Wednesday, August 18, 2010

The Smart Grid and Why it Won't Save Me

I'm not going to be on it, that's why.

Our electrical grid is mostly 60s and 70s technology. The logical thing would be to rebuild it from the ground up. That's not going to happen. Nobody's going to invest the capital to make it work right. We are pretty much going to be stuck with what we've got.

So what's all the hype about a Smart Grid? It's a band-aid, a patch, a kludge, -lipstick on a pig if you will. If all goes well, it will help manage the decline of a failing system.

That's not to say there won't be benefits. One promised result with be the end of cascading failures. During the Northeast power outage, a problem in one part of the grid caused other parts of the grid to fail. A smart system should isolate the problem to a smaller local area.

Another selling point is that users will better be able to manage their power use. There are several methods that can be done. One way is to make it very visible, in real time, how much power you are using and what it's costing you. Another way is to shift loads from peak demand times to low demand times. For example, there could be incentives, such as lower rates, for doing laundry in the evening rather than in the afternoon.

Those are real benefits to the consumer. However, there can be some potential downsides. People might be offered a premium service that guarantees they'd be the last to have their power turned off during high demand periods. Poor folks with basic service would be shut off first during high usage times. As energy supplies become scarce, smart meters are a way of rationing supply. The remaining energy can easily be directed to the highest bidder.

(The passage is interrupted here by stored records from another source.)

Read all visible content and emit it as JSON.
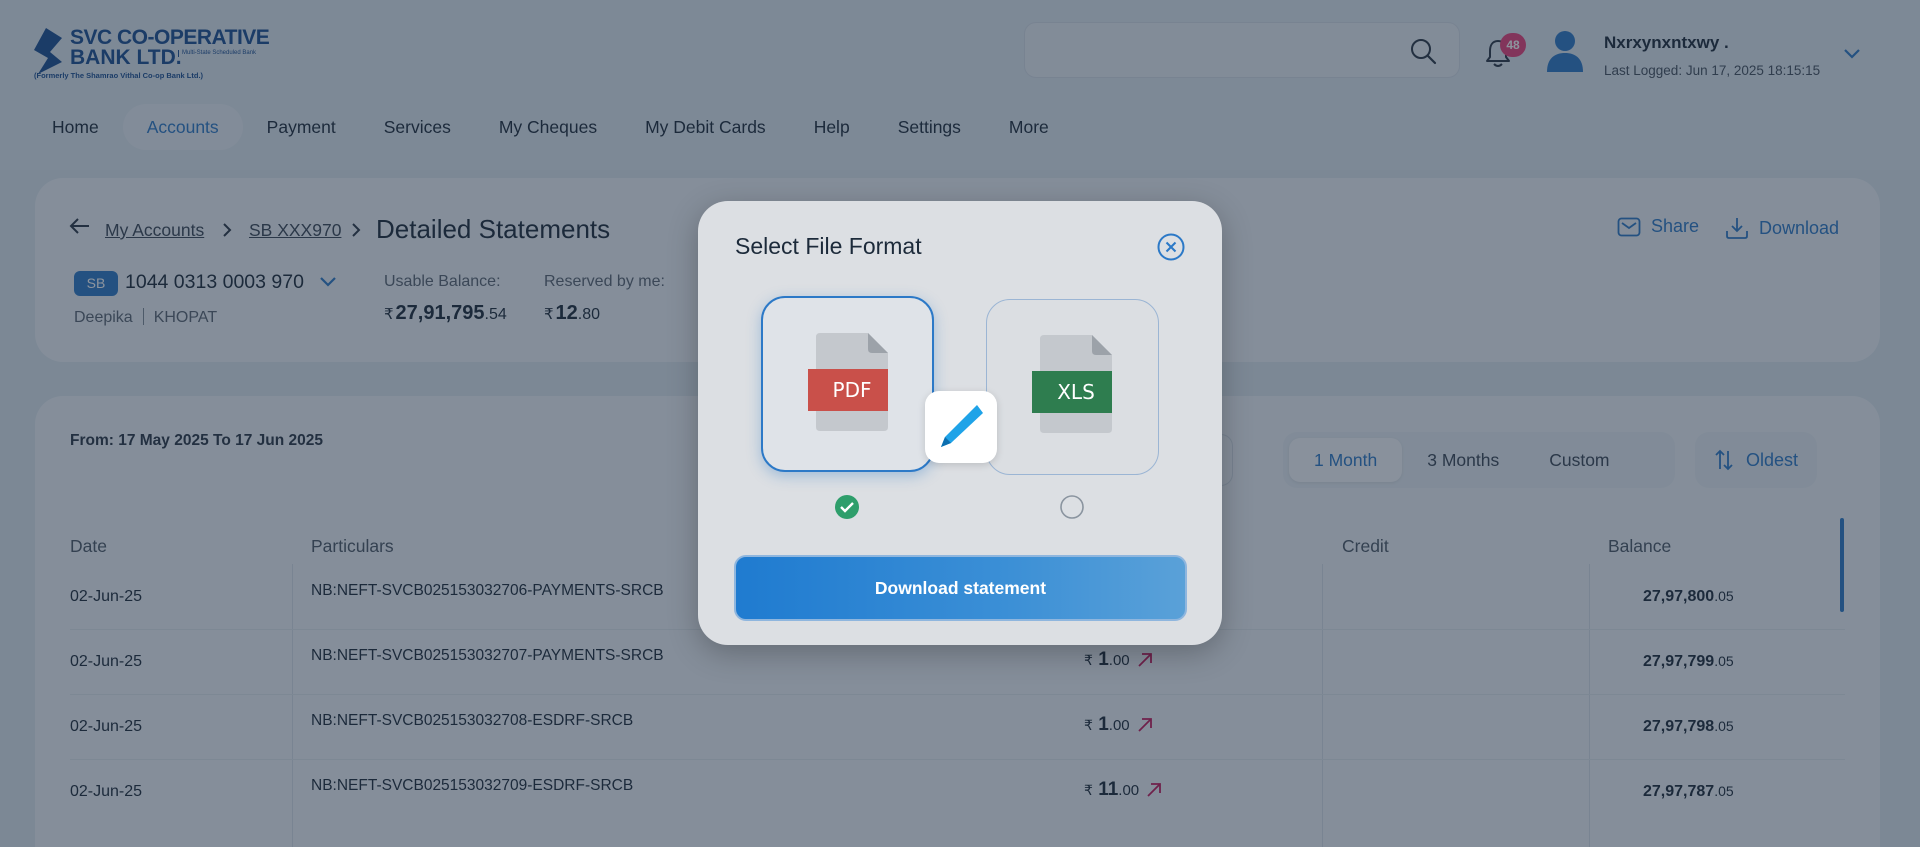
{
  "brand": {
    "line1": "SVC CO-OPERATIVE",
    "line2": "BANK LTD.",
    "tagline": "Multi-State Scheduled Bank",
    "formerly": "(Formerly The Shamrao Vithal Co-op Bank Ltd.)"
  },
  "header": {
    "search_placeholder": "",
    "notification_count": "48",
    "user_name": "Nxrxynxntxwy .",
    "last_logged": "Last Logged: Jun 17, 2025 18:15:15"
  },
  "nav": {
    "items": [
      {
        "label": "Home",
        "active": false
      },
      {
        "label": "Accounts",
        "active": true
      },
      {
        "label": "Payment",
        "active": false
      },
      {
        "label": "Services",
        "active": false
      },
      {
        "label": "My Cheques",
        "active": false
      },
      {
        "label": "My Debit Cards",
        "active": false
      },
      {
        "label": "Help",
        "active": false
      },
      {
        "label": "Settings",
        "active": false
      },
      {
        "label": "More",
        "active": false
      }
    ]
  },
  "account": {
    "breadcrumb": [
      "My Accounts",
      "SB XXX970"
    ],
    "page_title": "Detailed Statements",
    "share_label": "Share",
    "download_label": "Download",
    "type_tag": "SB",
    "number": "1044 0313 0003 970",
    "holder_first": "Deepika",
    "holder_last": "KHOPAT",
    "usable_balance_label": "Usable Balance:",
    "usable_balance_main": "27,91,795",
    "usable_balance_dec": ".54",
    "reserved_label": "Reserved by me:",
    "reserved_main": "12",
    "reserved_dec": ".80",
    "currency": "₹"
  },
  "statement": {
    "date_range": "From: 17 May 2025 To 17 Jun 2025",
    "periods": [
      {
        "label": "1 Month",
        "active": true
      },
      {
        "label": "3 Months",
        "active": false
      },
      {
        "label": "Custom",
        "active": false
      }
    ],
    "sort_label": "Oldest",
    "columns": [
      "Date",
      "Particulars",
      "Credit",
      "Balance"
    ],
    "rows": [
      {
        "date": "02-Jun-25",
        "particulars": "NB:NEFT-SVCB025153032706-PAYMENTS-SRCB",
        "debit_main": "",
        "debit_dec": "",
        "balance_main": "27,97,800",
        "balance_dec": ".05"
      },
      {
        "date": "02-Jun-25",
        "particulars": "NB:NEFT-SVCB025153032707-PAYMENTS-SRCB",
        "debit_main": "1",
        "debit_dec": ".00",
        "balance_main": "27,97,799",
        "balance_dec": ".05"
      },
      {
        "date": "02-Jun-25",
        "particulars": "NB:NEFT-SVCB025153032708-ESDRF-SRCB",
        "debit_main": "1",
        "debit_dec": ".00",
        "balance_main": "27,97,798",
        "balance_dec": ".05"
      },
      {
        "date": "02-Jun-25",
        "particulars": "NB:NEFT-SVCB025153032709-ESDRF-SRCB",
        "debit_main": "11",
        "debit_dec": ".00",
        "balance_main": "27,97,787",
        "balance_dec": ".05"
      }
    ]
  },
  "modal": {
    "title": "Select File Format",
    "options": [
      {
        "label": "PDF",
        "selected": true,
        "color": "#c9504a"
      },
      {
        "label": "XLS",
        "selected": false,
        "color": "#2e7d4f"
      }
    ],
    "download_button": "Download statement"
  },
  "colors": {
    "accent": "#2c79c7",
    "badge": "#e8417a",
    "debit_arrow": "#c2185b",
    "selected_check": "#2e9e6b"
  },
  "icons": [
    "search-icon",
    "bell-icon",
    "user-icon",
    "chevron-down-icon",
    "back-arrow-icon",
    "chevron-right-icon",
    "mail-icon",
    "download-icon",
    "sort-icon",
    "close-icon",
    "check-icon",
    "arrow-up-right-icon"
  ]
}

No matter how smart the grid is, it still doesn't address the basic problem of grid distributed power: two thirds of the energy is lost in transmission. Note too, adding smart grid technology will add another failure point -the smart grid technology itself. Maybe it can be hacked. Maybe it's susceptible to totally unknown problems. It is one more thing to go wrong.

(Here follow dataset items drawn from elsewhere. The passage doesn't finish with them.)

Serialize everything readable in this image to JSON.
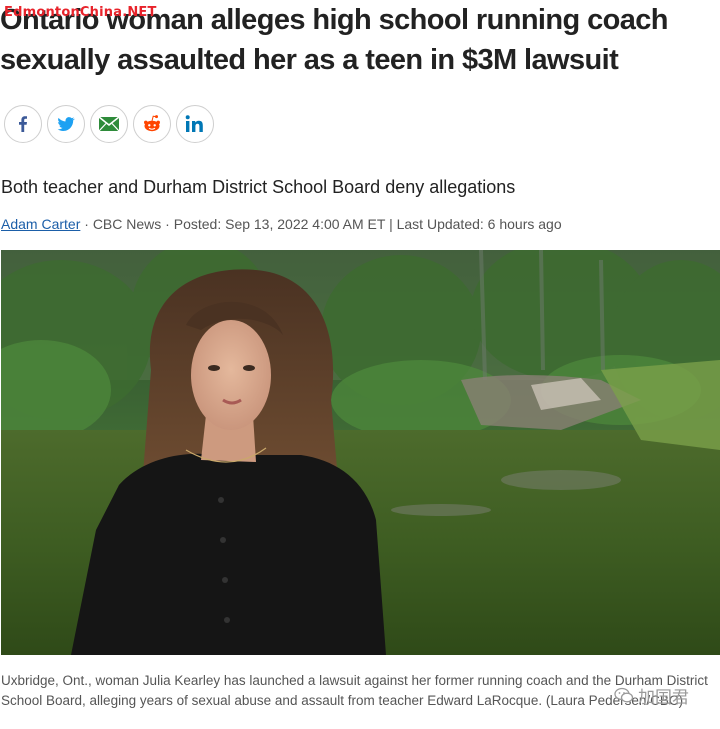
{
  "watermark": "EdmontonChina.NET",
  "article": {
    "headline": "Ontario woman alleges high school running coach sexually assaulted her as a teen in $3M lawsuit",
    "subhead": "Both teacher and Durham District School Board deny allegations",
    "byline": {
      "author": "Adam Carter",
      "sep1": " · ",
      "source": "CBC News",
      "sep2": " · ",
      "posted": "Posted: Sep 13, 2022 4:00 AM ET",
      "sep3": " | ",
      "updated": "Last Updated: 6 hours ago"
    },
    "caption": "Uxbridge, Ont., woman Julia Kearley has launched a lawsuit against her former running coach and the Durham District School Board, alleging years of sexual abuse and assault from teacher Edward LaRocque. (Laura Pedersen/CBC)"
  },
  "share": [
    {
      "name": "facebook",
      "icon": "facebook-icon",
      "color": "#3b5998"
    },
    {
      "name": "twitter",
      "icon": "twitter-icon",
      "color": "#1da1f2"
    },
    {
      "name": "email",
      "icon": "email-icon",
      "color": "#2e8b3a"
    },
    {
      "name": "reddit",
      "icon": "reddit-icon",
      "color": "#ff4500"
    },
    {
      "name": "linkedin",
      "icon": "linkedin-icon",
      "color": "#0077b5"
    }
  ],
  "wechat_watermark": "加国君"
}
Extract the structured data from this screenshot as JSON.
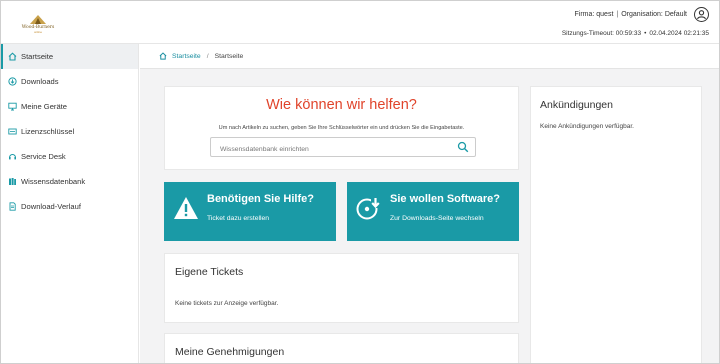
{
  "header": {
    "logo_text": "Wood-Burners",
    "logo_sub": "online",
    "firm_label": "Firma: quest",
    "org_label": "Organisation: Default",
    "timeout_label": "Sitzungs-Timeout: 00:59:33",
    "datetime": "02.04.2024 02:21:35"
  },
  "sidebar": {
    "items": [
      {
        "label": "Startseite",
        "icon": "home-icon",
        "active": true
      },
      {
        "label": "Downloads",
        "icon": "download-icon"
      },
      {
        "label": "Meine Geräte",
        "icon": "monitor-icon"
      },
      {
        "label": "Lizenzschlüssel",
        "icon": "key-icon"
      },
      {
        "label": "Service Desk",
        "icon": "service-desk-icon"
      },
      {
        "label": "Wissensdatenbank",
        "icon": "books-icon"
      },
      {
        "label": "Download-Verlauf",
        "icon": "document-icon"
      }
    ]
  },
  "breadcrumb": {
    "home": "Startseite",
    "separator": "/",
    "current": "Startseite"
  },
  "hero": {
    "title": "Wie können wir helfen?",
    "subtitle": "Um nach Artikeln zu suchen, geben Sie Ihre Schlüsselwörter ein und drücken Sie die Eingabetaste.",
    "search_placeholder": "Wissensdatenbank einrichten"
  },
  "tiles": {
    "help": {
      "title": "Benötigen Sie Hilfe?",
      "subtitle": "Ticket dazu erstellen",
      "icon": "warning-icon"
    },
    "software": {
      "title": "Sie wollen Software?",
      "subtitle": "Zur Downloads-Seite wechseln",
      "icon": "disc-download-icon"
    }
  },
  "tickets": {
    "title": "Eigene Tickets",
    "empty_text": "Keine tickets zur Anzeige verfügbar."
  },
  "approvals": {
    "title": "Meine Genehmigungen"
  },
  "announcements": {
    "title": "Ankündigungen",
    "empty_text": "Keine Ankündigungen verfügbar."
  },
  "colors": {
    "accent": "#1a9aa6",
    "hero_title": "#e0442b",
    "background": "#f3f3f4"
  }
}
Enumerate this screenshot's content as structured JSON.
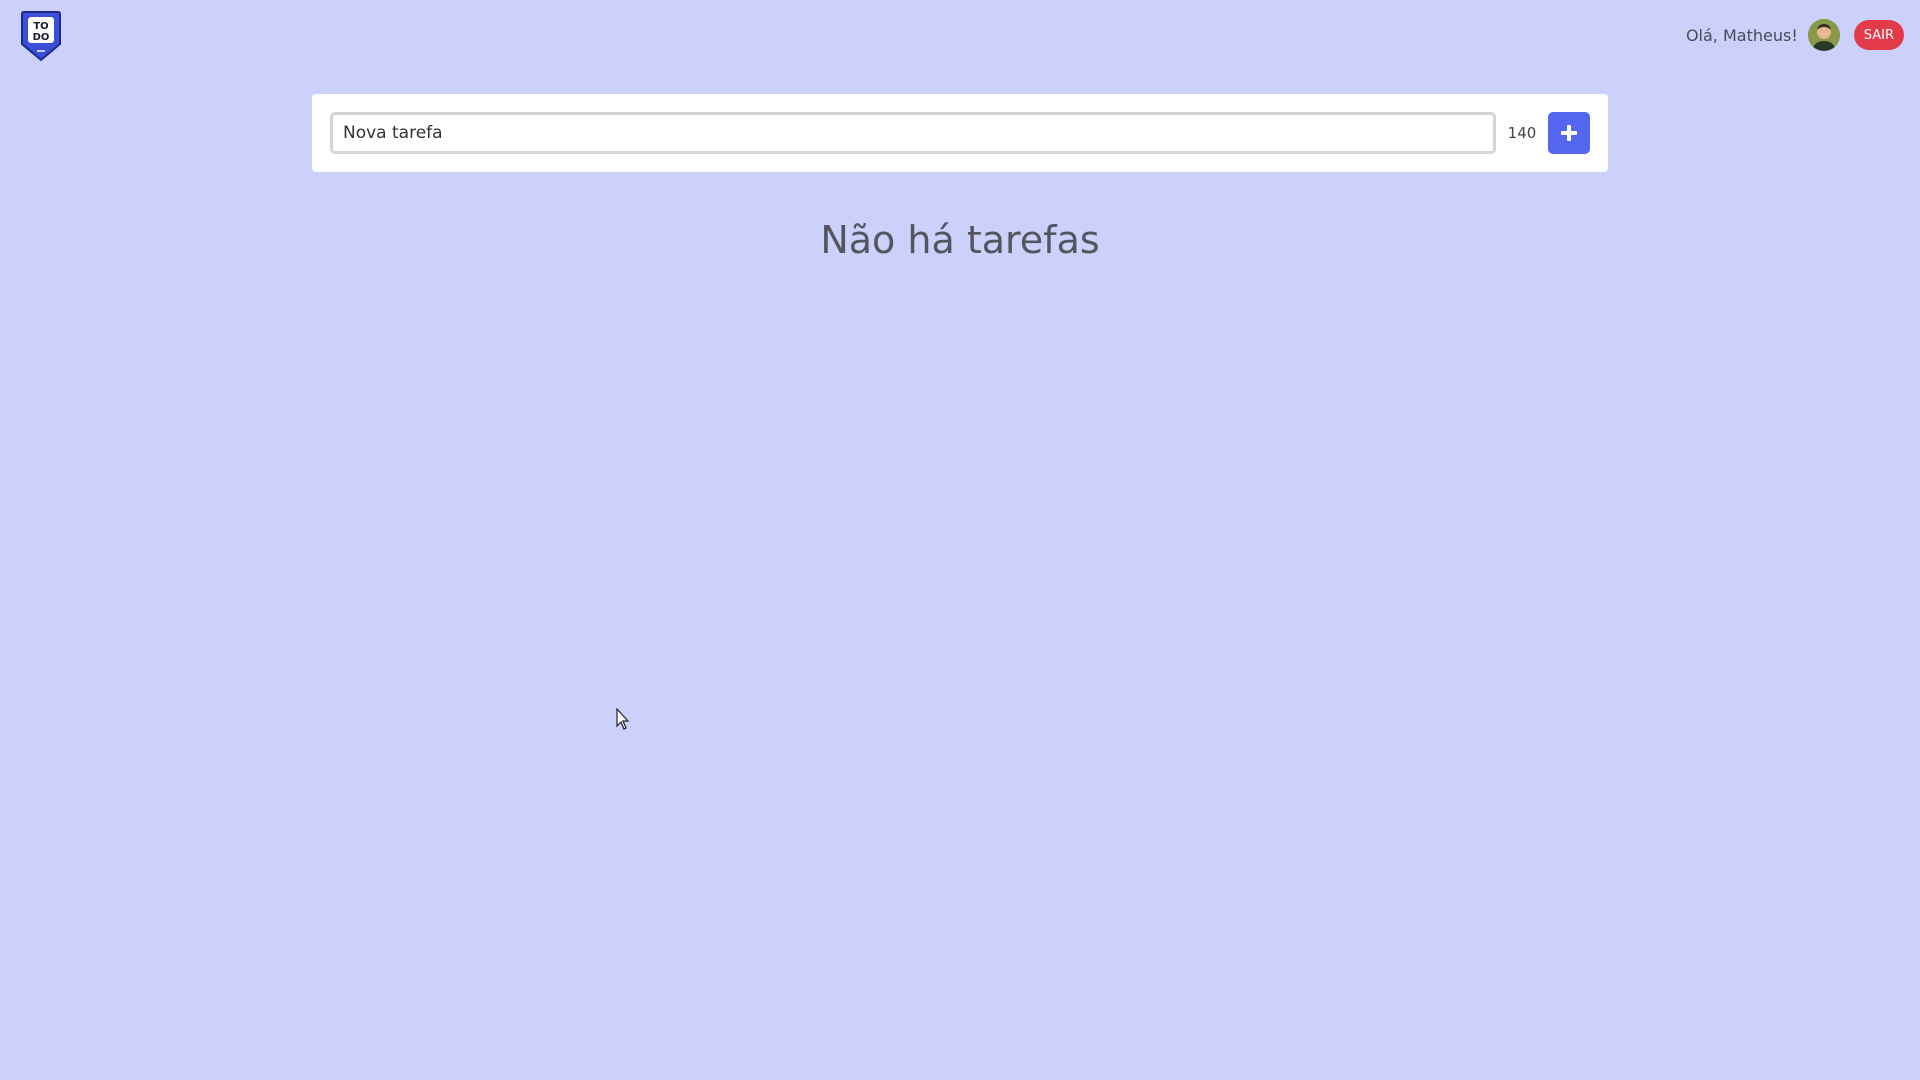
{
  "app": {
    "logo_text_line1": "TO",
    "logo_text_line2": "DO",
    "logo_icon": "todo-shield-icon"
  },
  "header": {
    "greeting": "Olá, Matheus!",
    "logout_label": "SAIR",
    "avatar_icon": "user-avatar"
  },
  "task_form": {
    "input_value": "Nova tarefa",
    "input_placeholder": "Nova tarefa",
    "char_remaining": "140",
    "add_icon": "plus-icon"
  },
  "task_list": {
    "empty_message": "Não há tarefas"
  },
  "colors": {
    "background": "#cbd1fb",
    "accent": "#5566f0",
    "logout": "#e33a4a",
    "logo": "#3b4fd8"
  }
}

It could work well on a very small scale. Picture a handful of houses. One has a windmill, another has solar electric panels, a third has micro-hydro and a forth a biodiesel powered generator. Computers could balance the loads. The biodiesel generator would only come on when demand was highest. It's the most expensive to run, so being able to voluntary cut usage would save the group money. Since the houses are close together, transmission losses are minimal. Smart grid might work if drastically scaled down.

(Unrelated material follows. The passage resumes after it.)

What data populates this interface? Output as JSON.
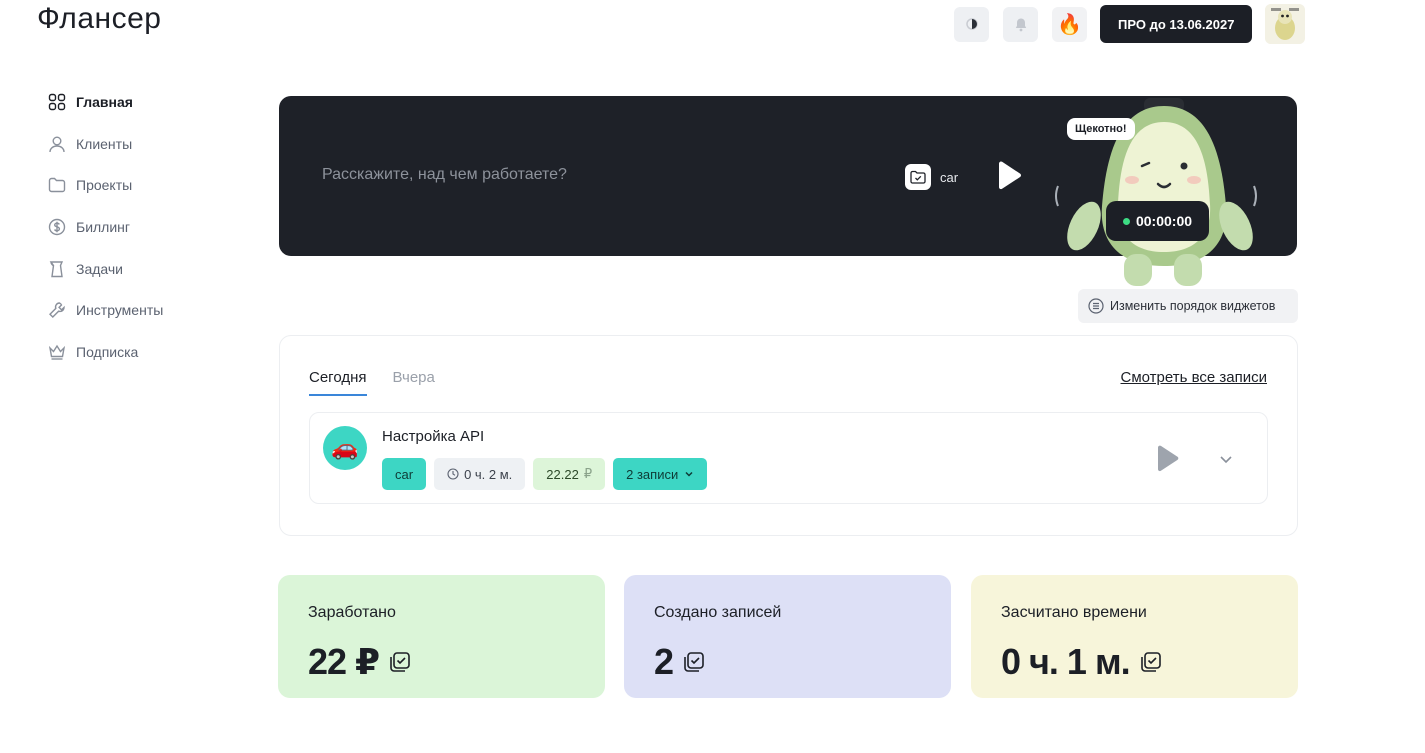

In the beginning I stated I won't be on the smart grid. I'll expand my off-grid system first. I'm the smart part of my system. Laundry is done during sunny days when my solar electric panels are working at their best. (exactly backwards from the smart grid when they are trying to save daytime power for business and AC.) My electrical loads have been reduced to the point where it's feasible to generate my own power. Having built my own system, I know what it can and can't do. Rather than build a system big enough to handle absolutely everything running full blast, the system runs less than that. I just make sure not to do laundry while using my table saw.

Currently, I'm still partially on the grid. The grid functions pretty much like a backup generator would on a totally off-grid house. I'd expected to be totally off grid by now, but my back up generator hasn't been set up yet. Still waiting for it to arrive. (long story) Had another backup system that ran off my truck, but that's out on loan right now.

Even without backup, I know how to live within the energy budget of my solar panels. The most useful thing for accomplishing that is a tiny gage mounted right in my kitchen. It shows the current charge in my batteries. If they get low, I conserve. When the batteries are full, it's a good time to do things that require more power. Out here in the country, the grid goes down often enough for me to practice.

So, what kind of power do you want? The smart grid kind where someone controls what happens to you or your own alternative power system where you are the smart part?